As Goldenberg notes, there is, as with many surveys, the possibility of a response bias, since obstetricians who were interested in stillbirth were more likely to respond. In practice, the percentage of physicians who do not order the appropriate tests may be even higher than the survey revealed. The failure to order the appropriate tests and then interpret and report their results has obvious public health implications. Goldenberg explains that, despite advances, “the U.S. stillbirth rate is among the highest in developed countries, substantial disparities remain in stillbirth rates between various populations of U.S. pregnant women, and about one-third of stillbirths may be preventable.” Further study is needed and better data is a necessary first step.
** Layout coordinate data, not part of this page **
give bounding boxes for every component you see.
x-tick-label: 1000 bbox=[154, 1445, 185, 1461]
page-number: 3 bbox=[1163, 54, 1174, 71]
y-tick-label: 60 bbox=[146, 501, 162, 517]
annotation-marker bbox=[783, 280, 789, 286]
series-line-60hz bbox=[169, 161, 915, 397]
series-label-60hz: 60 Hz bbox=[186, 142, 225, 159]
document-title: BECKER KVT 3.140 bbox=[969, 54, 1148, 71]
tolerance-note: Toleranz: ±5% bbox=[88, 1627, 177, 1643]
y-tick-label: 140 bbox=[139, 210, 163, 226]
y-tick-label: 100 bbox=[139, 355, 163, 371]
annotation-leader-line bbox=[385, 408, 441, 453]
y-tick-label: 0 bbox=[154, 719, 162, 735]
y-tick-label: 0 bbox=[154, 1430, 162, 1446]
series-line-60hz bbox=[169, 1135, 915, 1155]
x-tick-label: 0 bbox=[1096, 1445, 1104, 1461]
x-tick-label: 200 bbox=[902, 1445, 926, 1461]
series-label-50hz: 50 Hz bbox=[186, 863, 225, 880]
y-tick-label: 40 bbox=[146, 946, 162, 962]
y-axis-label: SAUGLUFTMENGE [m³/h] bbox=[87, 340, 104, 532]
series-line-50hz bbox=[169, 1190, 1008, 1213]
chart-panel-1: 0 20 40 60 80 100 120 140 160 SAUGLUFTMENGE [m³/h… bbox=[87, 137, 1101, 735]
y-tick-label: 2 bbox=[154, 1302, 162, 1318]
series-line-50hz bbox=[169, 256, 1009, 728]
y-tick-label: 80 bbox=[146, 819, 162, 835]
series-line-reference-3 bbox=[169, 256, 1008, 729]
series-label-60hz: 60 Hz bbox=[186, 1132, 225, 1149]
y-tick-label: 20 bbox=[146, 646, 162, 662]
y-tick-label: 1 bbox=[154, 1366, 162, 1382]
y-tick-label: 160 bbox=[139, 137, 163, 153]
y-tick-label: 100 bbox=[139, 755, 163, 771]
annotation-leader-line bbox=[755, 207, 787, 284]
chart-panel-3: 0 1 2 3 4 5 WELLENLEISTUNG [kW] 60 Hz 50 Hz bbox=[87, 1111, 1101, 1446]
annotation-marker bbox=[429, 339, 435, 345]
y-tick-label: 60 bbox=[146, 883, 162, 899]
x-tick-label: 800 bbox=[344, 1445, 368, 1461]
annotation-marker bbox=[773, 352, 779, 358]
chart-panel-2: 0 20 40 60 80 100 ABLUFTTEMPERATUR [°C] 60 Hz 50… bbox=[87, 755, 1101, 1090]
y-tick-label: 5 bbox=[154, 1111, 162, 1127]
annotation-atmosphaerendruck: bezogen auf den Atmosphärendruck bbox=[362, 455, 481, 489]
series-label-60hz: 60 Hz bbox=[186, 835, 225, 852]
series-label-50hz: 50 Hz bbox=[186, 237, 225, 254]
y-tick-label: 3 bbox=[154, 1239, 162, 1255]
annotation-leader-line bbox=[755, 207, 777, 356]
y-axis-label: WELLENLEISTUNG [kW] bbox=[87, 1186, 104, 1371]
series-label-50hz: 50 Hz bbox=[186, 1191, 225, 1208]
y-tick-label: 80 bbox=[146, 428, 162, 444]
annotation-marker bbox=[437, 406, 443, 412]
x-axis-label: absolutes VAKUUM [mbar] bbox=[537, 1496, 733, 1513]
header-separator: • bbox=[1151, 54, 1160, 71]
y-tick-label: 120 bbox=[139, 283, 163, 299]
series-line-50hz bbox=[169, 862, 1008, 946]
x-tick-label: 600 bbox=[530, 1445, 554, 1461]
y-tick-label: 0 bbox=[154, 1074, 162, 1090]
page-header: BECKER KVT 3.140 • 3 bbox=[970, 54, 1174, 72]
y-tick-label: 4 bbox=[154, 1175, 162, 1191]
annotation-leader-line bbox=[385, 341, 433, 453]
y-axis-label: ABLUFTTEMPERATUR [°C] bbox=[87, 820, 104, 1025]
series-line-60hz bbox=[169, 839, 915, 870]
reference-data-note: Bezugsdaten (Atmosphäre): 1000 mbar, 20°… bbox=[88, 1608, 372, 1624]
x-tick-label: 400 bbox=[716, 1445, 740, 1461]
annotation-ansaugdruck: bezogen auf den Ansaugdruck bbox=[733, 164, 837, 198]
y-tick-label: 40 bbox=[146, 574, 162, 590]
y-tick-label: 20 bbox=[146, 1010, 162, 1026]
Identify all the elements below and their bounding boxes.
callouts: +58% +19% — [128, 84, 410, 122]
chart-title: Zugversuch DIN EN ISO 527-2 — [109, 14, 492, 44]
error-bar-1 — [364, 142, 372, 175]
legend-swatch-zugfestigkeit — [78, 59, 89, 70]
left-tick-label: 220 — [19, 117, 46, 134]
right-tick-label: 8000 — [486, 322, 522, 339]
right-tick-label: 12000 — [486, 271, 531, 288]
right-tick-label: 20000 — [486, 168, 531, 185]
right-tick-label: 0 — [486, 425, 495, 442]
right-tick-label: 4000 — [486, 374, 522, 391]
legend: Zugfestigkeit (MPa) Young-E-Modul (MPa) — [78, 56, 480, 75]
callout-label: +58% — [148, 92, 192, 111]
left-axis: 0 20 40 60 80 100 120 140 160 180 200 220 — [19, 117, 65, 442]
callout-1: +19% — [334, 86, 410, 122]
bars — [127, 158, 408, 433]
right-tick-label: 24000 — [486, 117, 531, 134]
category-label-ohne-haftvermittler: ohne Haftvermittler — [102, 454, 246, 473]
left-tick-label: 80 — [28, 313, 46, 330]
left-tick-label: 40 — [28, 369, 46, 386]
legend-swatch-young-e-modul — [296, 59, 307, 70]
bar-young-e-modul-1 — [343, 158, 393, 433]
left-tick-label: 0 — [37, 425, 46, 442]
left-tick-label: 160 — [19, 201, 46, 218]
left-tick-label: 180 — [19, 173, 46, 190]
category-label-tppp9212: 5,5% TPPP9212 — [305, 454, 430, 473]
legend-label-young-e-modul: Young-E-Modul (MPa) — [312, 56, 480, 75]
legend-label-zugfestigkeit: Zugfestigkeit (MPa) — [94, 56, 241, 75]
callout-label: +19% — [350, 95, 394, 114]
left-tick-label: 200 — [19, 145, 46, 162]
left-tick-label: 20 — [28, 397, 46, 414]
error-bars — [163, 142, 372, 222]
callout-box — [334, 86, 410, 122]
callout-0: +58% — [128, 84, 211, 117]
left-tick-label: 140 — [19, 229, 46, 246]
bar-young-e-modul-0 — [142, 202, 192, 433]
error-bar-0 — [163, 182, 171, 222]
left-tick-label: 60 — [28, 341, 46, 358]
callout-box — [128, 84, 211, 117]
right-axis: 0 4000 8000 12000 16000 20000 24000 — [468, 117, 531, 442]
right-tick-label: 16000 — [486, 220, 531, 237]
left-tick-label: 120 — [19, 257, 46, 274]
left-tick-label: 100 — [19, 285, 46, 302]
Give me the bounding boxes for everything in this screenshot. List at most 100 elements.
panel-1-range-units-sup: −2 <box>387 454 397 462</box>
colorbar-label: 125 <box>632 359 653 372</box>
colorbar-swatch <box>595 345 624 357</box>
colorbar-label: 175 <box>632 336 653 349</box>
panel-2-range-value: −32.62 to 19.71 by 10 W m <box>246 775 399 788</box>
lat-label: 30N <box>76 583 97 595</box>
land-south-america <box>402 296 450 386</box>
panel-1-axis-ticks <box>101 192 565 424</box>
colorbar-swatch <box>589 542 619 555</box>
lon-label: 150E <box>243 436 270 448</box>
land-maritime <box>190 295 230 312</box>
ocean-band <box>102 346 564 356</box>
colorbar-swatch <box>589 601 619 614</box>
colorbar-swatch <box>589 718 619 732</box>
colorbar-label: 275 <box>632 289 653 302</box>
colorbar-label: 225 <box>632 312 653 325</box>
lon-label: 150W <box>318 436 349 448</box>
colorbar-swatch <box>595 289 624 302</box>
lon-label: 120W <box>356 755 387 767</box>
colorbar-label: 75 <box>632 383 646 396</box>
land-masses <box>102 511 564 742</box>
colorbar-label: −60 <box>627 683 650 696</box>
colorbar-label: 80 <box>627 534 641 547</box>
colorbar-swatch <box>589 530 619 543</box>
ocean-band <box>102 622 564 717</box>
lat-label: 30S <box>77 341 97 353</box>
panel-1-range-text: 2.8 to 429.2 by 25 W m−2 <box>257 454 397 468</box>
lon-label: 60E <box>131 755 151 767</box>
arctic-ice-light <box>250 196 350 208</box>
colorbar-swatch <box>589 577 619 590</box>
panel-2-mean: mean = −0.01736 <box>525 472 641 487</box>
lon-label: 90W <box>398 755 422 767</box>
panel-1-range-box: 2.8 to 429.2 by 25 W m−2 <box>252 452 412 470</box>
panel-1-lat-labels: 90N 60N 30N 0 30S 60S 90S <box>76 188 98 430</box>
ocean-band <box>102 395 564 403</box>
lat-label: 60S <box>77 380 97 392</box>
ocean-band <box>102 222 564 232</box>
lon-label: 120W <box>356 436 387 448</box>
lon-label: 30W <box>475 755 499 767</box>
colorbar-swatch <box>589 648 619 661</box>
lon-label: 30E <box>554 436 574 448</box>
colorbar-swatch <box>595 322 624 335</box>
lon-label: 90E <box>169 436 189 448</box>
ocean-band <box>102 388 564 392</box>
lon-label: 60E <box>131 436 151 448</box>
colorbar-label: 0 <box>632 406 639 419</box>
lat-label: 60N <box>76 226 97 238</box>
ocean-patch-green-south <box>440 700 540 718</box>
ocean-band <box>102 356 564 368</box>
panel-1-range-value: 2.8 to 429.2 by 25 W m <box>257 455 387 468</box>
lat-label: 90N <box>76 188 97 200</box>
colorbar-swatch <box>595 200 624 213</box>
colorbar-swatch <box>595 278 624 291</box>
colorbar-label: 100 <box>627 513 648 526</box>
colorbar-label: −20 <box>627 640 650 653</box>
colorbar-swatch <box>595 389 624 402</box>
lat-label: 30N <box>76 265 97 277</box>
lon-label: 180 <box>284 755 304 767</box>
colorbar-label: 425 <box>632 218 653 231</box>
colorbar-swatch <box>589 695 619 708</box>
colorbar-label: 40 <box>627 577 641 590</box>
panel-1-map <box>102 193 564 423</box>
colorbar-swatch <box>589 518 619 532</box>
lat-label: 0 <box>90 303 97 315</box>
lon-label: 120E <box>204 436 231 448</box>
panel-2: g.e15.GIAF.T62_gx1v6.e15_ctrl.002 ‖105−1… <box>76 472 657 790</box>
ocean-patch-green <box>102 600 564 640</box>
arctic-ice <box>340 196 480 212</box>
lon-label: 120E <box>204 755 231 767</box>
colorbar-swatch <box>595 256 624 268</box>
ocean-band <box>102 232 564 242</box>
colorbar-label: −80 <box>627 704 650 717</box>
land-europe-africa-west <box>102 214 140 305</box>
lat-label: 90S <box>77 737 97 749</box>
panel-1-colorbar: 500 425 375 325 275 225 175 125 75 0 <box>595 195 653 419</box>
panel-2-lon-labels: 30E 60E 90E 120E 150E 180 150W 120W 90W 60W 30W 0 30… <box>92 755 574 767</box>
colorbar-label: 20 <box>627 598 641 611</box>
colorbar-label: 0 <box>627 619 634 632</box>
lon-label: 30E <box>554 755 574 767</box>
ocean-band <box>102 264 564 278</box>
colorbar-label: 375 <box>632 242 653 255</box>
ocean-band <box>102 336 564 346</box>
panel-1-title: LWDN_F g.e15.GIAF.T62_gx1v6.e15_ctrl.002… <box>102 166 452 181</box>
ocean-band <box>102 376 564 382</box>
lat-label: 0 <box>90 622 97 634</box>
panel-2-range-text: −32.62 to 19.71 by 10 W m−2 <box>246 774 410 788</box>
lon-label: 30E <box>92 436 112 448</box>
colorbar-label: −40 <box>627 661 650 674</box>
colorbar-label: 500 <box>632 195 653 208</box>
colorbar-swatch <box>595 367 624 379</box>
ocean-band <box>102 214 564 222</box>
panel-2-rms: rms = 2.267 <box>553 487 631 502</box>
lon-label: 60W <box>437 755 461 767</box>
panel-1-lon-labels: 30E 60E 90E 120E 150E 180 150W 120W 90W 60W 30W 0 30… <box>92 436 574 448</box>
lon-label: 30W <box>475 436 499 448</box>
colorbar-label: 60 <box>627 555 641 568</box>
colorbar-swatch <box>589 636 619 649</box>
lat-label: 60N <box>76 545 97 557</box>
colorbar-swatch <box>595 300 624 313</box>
Failing to order the appropriate tests can also harm individual grieving families. Soo Downe and colleagues conducted a qualitative interview study, published earlier this year in BMJ Open, and found that while “[f]ifteen [of the twenty-five parents interviewed] expressed a strong drive to find out why their baby died”, just ten had had an autopsy. These parents “emphasized the importance of discussions and accurate information about maternal and child blood tests, placental investigations, postmortem examination and any other tests that could be conducted.”
To improve stillbirth-related knowledge and practice among obstetricians, Goldenberg recommends addressing the relevant issues during residency, in continuing medical education programs, and in grand rounds. Learning how best to manage a relatively rare occurrence like stillbirth is likely to continue to fall low on the list of priorities of busy physicians with competing obligations, though. More promising, I think, is Goldenberg’s recommendation that hospitals help by, among other things, developing protocols and standardized order sheets. Goldenberg’s survey showed that “only about half the hospitals had written guidelines for evaluation and management of a stillbirth, and only 25% of the respondents had preprinted orders at their hospital for stillbirth tests.” Remedying this would help physicians and patients navigating an exquisitely difficult time; it could also go a long way to improving the current quality and quantity problems with stillbirth data.
*I thank Catherine Finizio, the Administrator of Seton Hall Law’s Center for Health & Pharmaceutical Law & Policy, for keeping me focused on this important issue. (My prior posts are here, here, here, and here). Cathy’s grandson, Colin Joseph Mahoney, was stillborn at 39 weeks gestation on November 10, 2008.